Introduction

The packing fraction of a closely packed arrangement of circular disks can be defined as the ratio of the total area occupied by the disks to the total area of the space in which they are packed. In this arrangement, the disks are arranged in a hexagonal pattern, where each disk is surrounded by six neighboring disks.

Explanation

Step 1: Determining the area of a single disk
The area of a single disk can be calculated using the formula for the area of a circle: A = πr^2, where r is the radius of the disk.

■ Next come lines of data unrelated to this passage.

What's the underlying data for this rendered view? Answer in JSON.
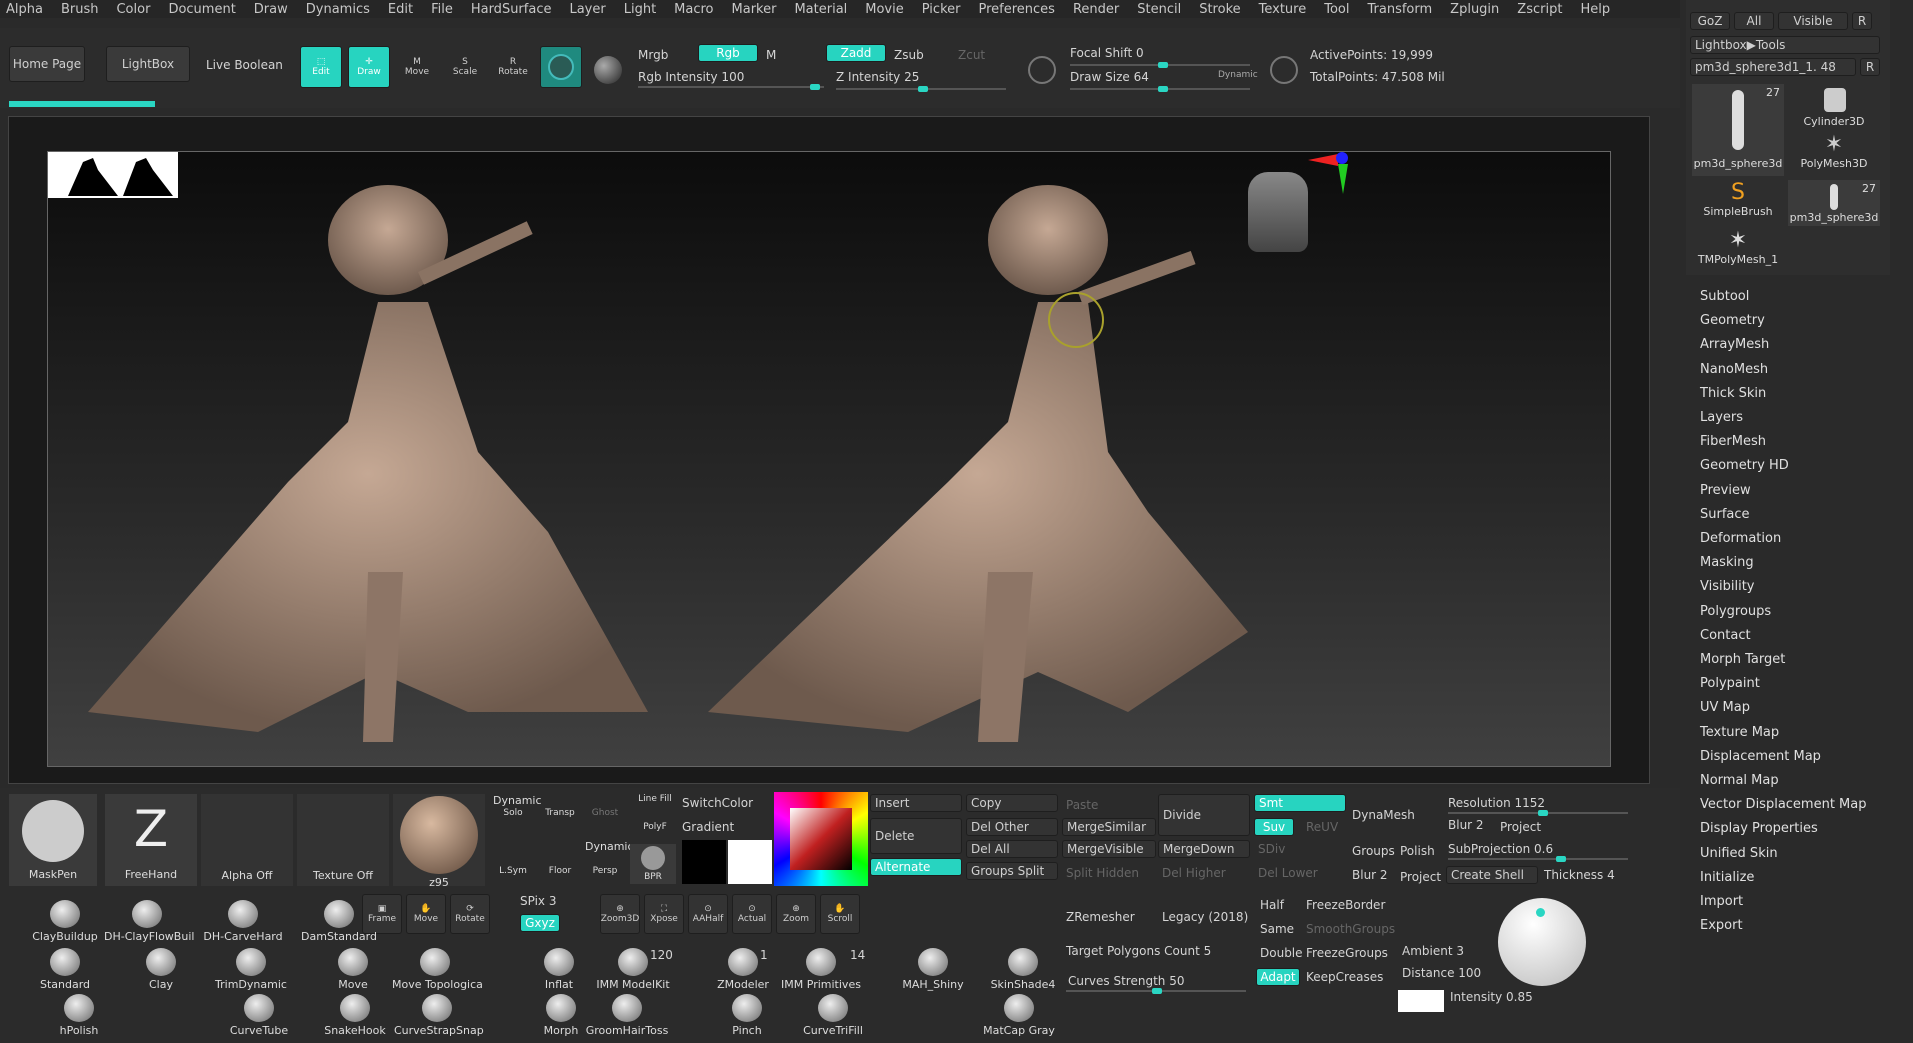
{
  "menu": [
    "Alpha",
    "Brush",
    "Color",
    "Document",
    "Draw",
    "Dynamics",
    "Edit",
    "File",
    "HardSurface",
    "Layer",
    "Light",
    "Macro",
    "Marker",
    "Material",
    "Movie",
    "Picker",
    "Preferences",
    "Render",
    "Stencil",
    "Stroke",
    "Texture",
    "Tool",
    "Transform",
    "Zplugin",
    "Zscript",
    "Help"
  ],
  "top": {
    "home": "Home Page",
    "lightbox": "LightBox",
    "live": "Live Boolean",
    "edit": "Edit",
    "draw": "Draw",
    "move": "Move",
    "scale": "Scale",
    "rotate": "Rotate",
    "mrgb": "Mrgb",
    "rgb": "Rgb",
    "m": "M",
    "rgbint": "Rgb Intensity 100",
    "zadd": "Zadd",
    "zsub": "Zsub",
    "zcut": "Zcut",
    "zint": "Z Intensity 25",
    "focal": "Focal Shift 0",
    "drawsize": "Draw Size 64",
    "dynamic": "Dynamic",
    "active": "ActivePoints: 19,999",
    "total": "TotalPoints: 47.508 Mil"
  },
  "tools": {
    "goz": "GoZ",
    "all": "All",
    "visible": "Visible",
    "r": "R",
    "lightbox": "Lightbox▶Tools",
    "current": "pm3d_sphere3d1_1. 48",
    "count27a": "27",
    "count27b": "27",
    "items": [
      "pm3d_sphere3d",
      "Cylinder3D",
      "SimpleBrush",
      "PolyMesh3D",
      "pm3d_sphere3d",
      "TMPolyMesh_1"
    ]
  },
  "right": [
    "Subtool",
    "Geometry",
    "ArrayMesh",
    "NanoMesh",
    "Thick Skin",
    "Layers",
    "FiberMesh",
    "Geometry HD",
    "Preview",
    "Surface",
    "Deformation",
    "Masking",
    "Visibility",
    "Polygroups",
    "Contact",
    "Morph Target",
    "Polypaint",
    "UV Map",
    "Texture Map",
    "Displacement Map",
    "Normal Map",
    "Vector Displacement Map",
    "Display Properties",
    "Unified Skin",
    "Initialize",
    "Import",
    "Export"
  ],
  "shelf": {
    "maskpen": "MaskPen",
    "freehand": "FreeHand",
    "alpha": "Alpha Off",
    "texture": "Texture Off",
    "mat": "z95",
    "solo": "Solo",
    "transp": "Transp",
    "ghost": "Ghost",
    "linefill": "Line Fill",
    "polyf": "PolyF",
    "lsym": "L.Sym",
    "floor": "Floor",
    "persp": "Persp",
    "bpr": "BPR",
    "switch": "SwitchColor",
    "gradient": "Gradient",
    "dyn1": "Dynamic",
    "dyn2": "Dynamic",
    "frame": "Frame",
    "move": "Move",
    "rotate": "Rotate",
    "spix": "SPix 3",
    "xyz": "Gxyz",
    "zoom3d": "Zoom3D",
    "xpose": "Xpose",
    "aahalf": "AAHalf",
    "actual": "Actual",
    "zoom": "Zoom",
    "scroll": "Scroll"
  },
  "brushes": [
    "ClayBuildup",
    "DH-ClayFlowBuil",
    "DH-CarveHard",
    "DamStandard",
    "Standard",
    "Clay",
    "TrimDynamic",
    "Move",
    "Move Topologica",
    "Inflat",
    "IMM ModelKit",
    "ZModeler",
    "IMM Primitives",
    "MAH_Shiny",
    "SkinShade4",
    "hPolish",
    "CurveTube",
    "SnakeHook",
    "CurveStrapSnap",
    "Morph",
    "GroomHairToss",
    "Pinch",
    "CurveTriFill",
    "MatCap Gray"
  ],
  "counts": {
    "imm": "120",
    "zmod": "1",
    "prim": "14"
  },
  "geo": {
    "insert": "Insert",
    "copy": "Copy",
    "paste": "Paste",
    "delete": "Delete",
    "delother": "Del Other",
    "mergesimilar": "MergeSimilar",
    "delall": "Del All",
    "mergevisible": "MergeVisible",
    "mergedown": "MergeDown",
    "alternate": "Alternate",
    "groupssplit": "Groups Split",
    "splithidden": "Split Hidden",
    "delhigher": "Del Higher",
    "dellower": "Del Lower",
    "divide": "Divide",
    "smt": "Smt",
    "suv": "Suv",
    "reuv": "ReUV",
    "sdiv": "SDiv",
    "zremesher": "ZRemesher",
    "legacy": "Legacy (2018)",
    "half": "Half",
    "same": "Same",
    "double": "Double",
    "adapt": "Adapt",
    "freezeborder": "FreezeBorder",
    "smoothgroups": "SmoothGroups",
    "freezegroups": "FreezeGroups",
    "keepcreases": "KeepCreases",
    "target": "Target Polygons Count 5",
    "curves": "Curves Strength 50",
    "dynamesh": "DynaMesh",
    "groups": "Groups",
    "polish": "Polish",
    "blur": "Blur 2",
    "project": "Project",
    "resolution": "Resolution 1152",
    "blur2": "Blur 2",
    "project2": "Project",
    "subprojection": "SubProjection 0.6",
    "createshell": "Create Shell",
    "thickness": "Thickness 4",
    "ambient": "Ambient 3",
    "distance": "Distance 100",
    "intensity": "Intensity 0.85"
  },
  "colors": {
    "accent": "#2ad6c3",
    "bg": "#282828",
    "panel": "#333333"
  }
}
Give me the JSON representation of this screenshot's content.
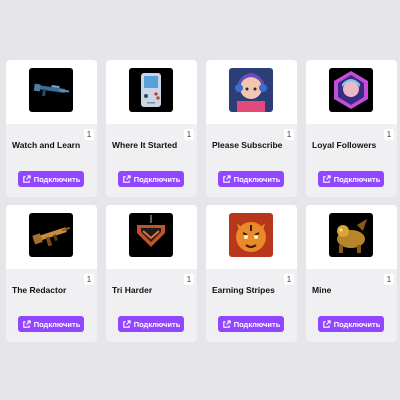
{
  "cards": [
    {
      "title": "Watch and Learn",
      "count": "1",
      "button": "Подключить",
      "icon": "rifle-icon"
    },
    {
      "title": "Where It Started",
      "count": "1",
      "button": "Подключить",
      "icon": "gameboy-icon"
    },
    {
      "title": "Please Subscribe",
      "count": "1",
      "button": "Подключить",
      "icon": "gamer-girl-icon"
    },
    {
      "title": "Loyal Followers",
      "count": "1",
      "button": "Подключить",
      "icon": "hexagon-portrait-icon"
    },
    {
      "title": "The Redactor",
      "count": "1",
      "button": "Подключить",
      "icon": "assault-rifle-icon"
    },
    {
      "title": "Tri Harder",
      "count": "1",
      "button": "Подключить",
      "icon": "chevron-charm-icon"
    },
    {
      "title": "Earning Stripes",
      "count": "1",
      "button": "Подключить",
      "icon": "tiger-icon"
    },
    {
      "title": "Mine",
      "count": "1",
      "button": "Подключить",
      "icon": "golden-creature-icon"
    }
  ],
  "colors": {
    "button": "#9146ff",
    "page_bg": "#e6e6ea",
    "card_bg": "#f0f0f3"
  }
}
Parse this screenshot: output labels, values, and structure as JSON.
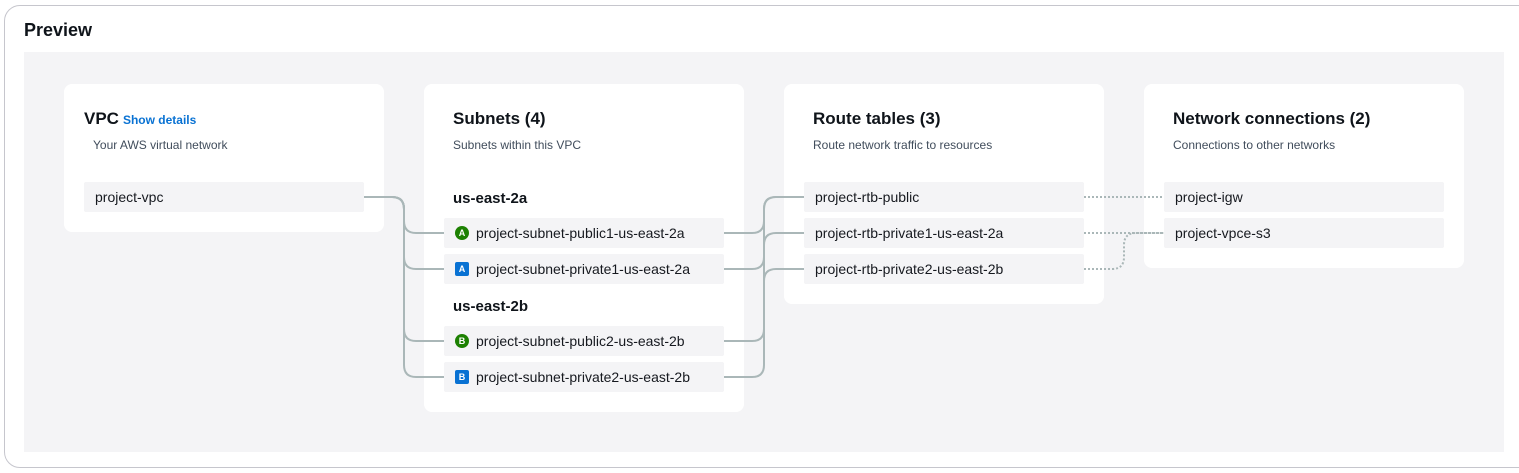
{
  "title": "Preview",
  "vpc": {
    "title": "VPC",
    "show_details": "Show details",
    "subtitle": "Your AWS virtual network",
    "item": "project-vpc"
  },
  "subnets": {
    "title": "Subnets (4)",
    "subtitle": "Subnets within this VPC",
    "groups": [
      {
        "label": "us-east-2a",
        "items": [
          {
            "badge": "A",
            "kind": "public",
            "name": "project-subnet-public1-us-east-2a"
          },
          {
            "badge": "A",
            "kind": "private",
            "name": "project-subnet-private1-us-east-2a"
          }
        ]
      },
      {
        "label": "us-east-2b",
        "items": [
          {
            "badge": "B",
            "kind": "public",
            "name": "project-subnet-public2-us-east-2b"
          },
          {
            "badge": "B",
            "kind": "private",
            "name": "project-subnet-private2-us-east-2b"
          }
        ]
      }
    ]
  },
  "route_tables": {
    "title": "Route tables (3)",
    "subtitle": "Route network traffic to resources",
    "items": [
      "project-rtb-public",
      "project-rtb-private1-us-east-2a",
      "project-rtb-private2-us-east-2b"
    ]
  },
  "network_connections": {
    "title": "Network connections (2)",
    "subtitle": "Connections to other networks",
    "items": [
      "project-igw",
      "project-vpce-s3"
    ]
  },
  "colors": {
    "solid_line": "#aab7b8",
    "dotted_line": "#aab7b8",
    "public_badge": "#1d8102",
    "private_badge": "#0972d3",
    "link": "#0972d3"
  }
}
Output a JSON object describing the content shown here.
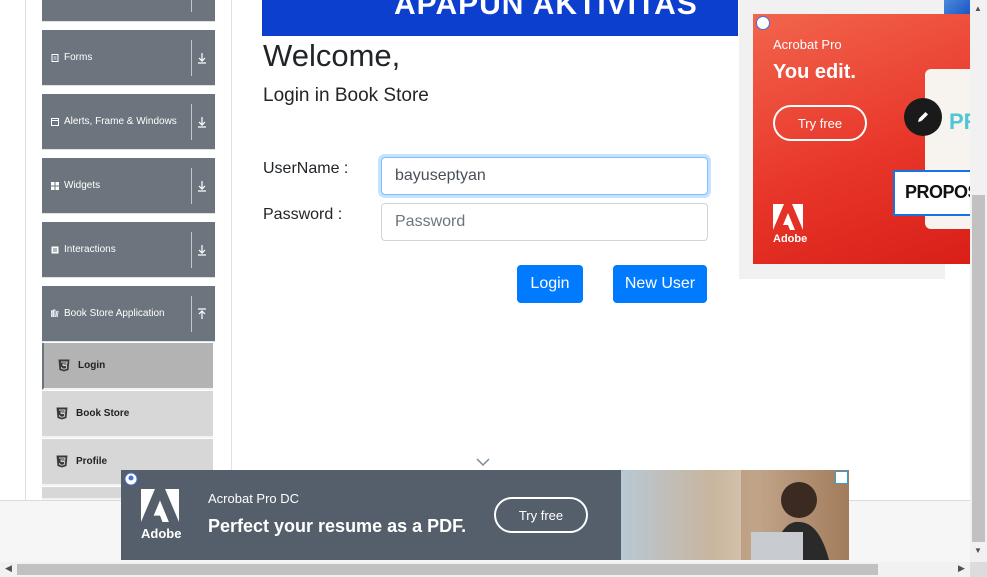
{
  "banner": {
    "text": "APAPUN AKTIVITAS"
  },
  "sidebar": {
    "groups": [
      {
        "label": "",
        "icon": "elements-icon",
        "expanded": false
      },
      {
        "label": "Forms",
        "icon": "forms-icon",
        "expanded": false
      },
      {
        "label": "Alerts, Frame & Windows",
        "icon": "window-icon",
        "expanded": false
      },
      {
        "label": "Widgets",
        "icon": "widgets-icon",
        "expanded": false
      },
      {
        "label": "Interactions",
        "icon": "interactions-icon",
        "expanded": false
      },
      {
        "label": "Book Store Application",
        "icon": "book-icon",
        "expanded": true
      }
    ],
    "items": [
      {
        "label": "Login",
        "icon": "html5-icon",
        "active": true
      },
      {
        "label": "Book Store",
        "icon": "html5-icon",
        "active": false
      },
      {
        "label": "Profile",
        "icon": "html5-icon",
        "active": false
      }
    ]
  },
  "main": {
    "welcome": "Welcome,",
    "subtitle": "Login in Book Store",
    "username_label": "UserName :",
    "username_value": "bayuseptyan",
    "password_label": "Password :",
    "password_placeholder": "Password",
    "login_button": "Login",
    "new_user_button": "New User"
  },
  "ad_right": {
    "brand": "Acrobat Pro",
    "headline": "You edit.",
    "cta": "Try free",
    "laptop_text": "PR",
    "proposal_text": "PROPOSA",
    "logo_text": "Adobe"
  },
  "ad_bottom": {
    "brand": "Acrobat Pro DC",
    "headline": "Perfect your resume as a PDF.",
    "cta": "Try free",
    "logo_text": "Adobe"
  },
  "colors": {
    "primary": "#007bff",
    "sidebar_group": "#6c757d",
    "banner": "#0d3fcf",
    "adobe_red": "#e8362a"
  }
}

Step 2: Determining the area of the space occupied by a single disk and its neighbors
In this arrangement, each disk is surrounded by six neighboring disks. The centers of these neighboring disks form an equilateral triangle, with each side length equal to 2r (twice the radius of a disk). The area of this equilateral triangle can be calculated using the formula: A = (√3/4) * (2r)^2.

The total area occupied by a single disk and its neighbors can be calculated by adding the area of the disk and the area of the equilateral triangle: Total Area = πr^2 + (√3/4) * (2r)^2.

Step 3: Determining the packing fraction
The packing fraction can be calculated by dividing the total area occupied by the disks by the total area of the space in which they are packed.

In this arrangement, the distance between the centers of the disks is 2r. Therefore, the total area of the space occupied by a single disk and its neighbors is equal to the area of a square with side length 2r. The area of this square can be calculated using the formula: A = (2r)^2.

The packing fraction is given by the ratio: Packing Fraction = (πr^2 + (√3/4) * (2r)^2) / (2r)^2.

Simplifying the expression, we get: Packing Fraction = (π + √3/2) / 4.

Conclusion
The packing fraction of the closely packed arrangement of circular disks with a distance of 2r between their centers is given by (π + √3/2) / 4. This value represents the ratio of the total area occupied by the disks to the total area of the space in which they are packed.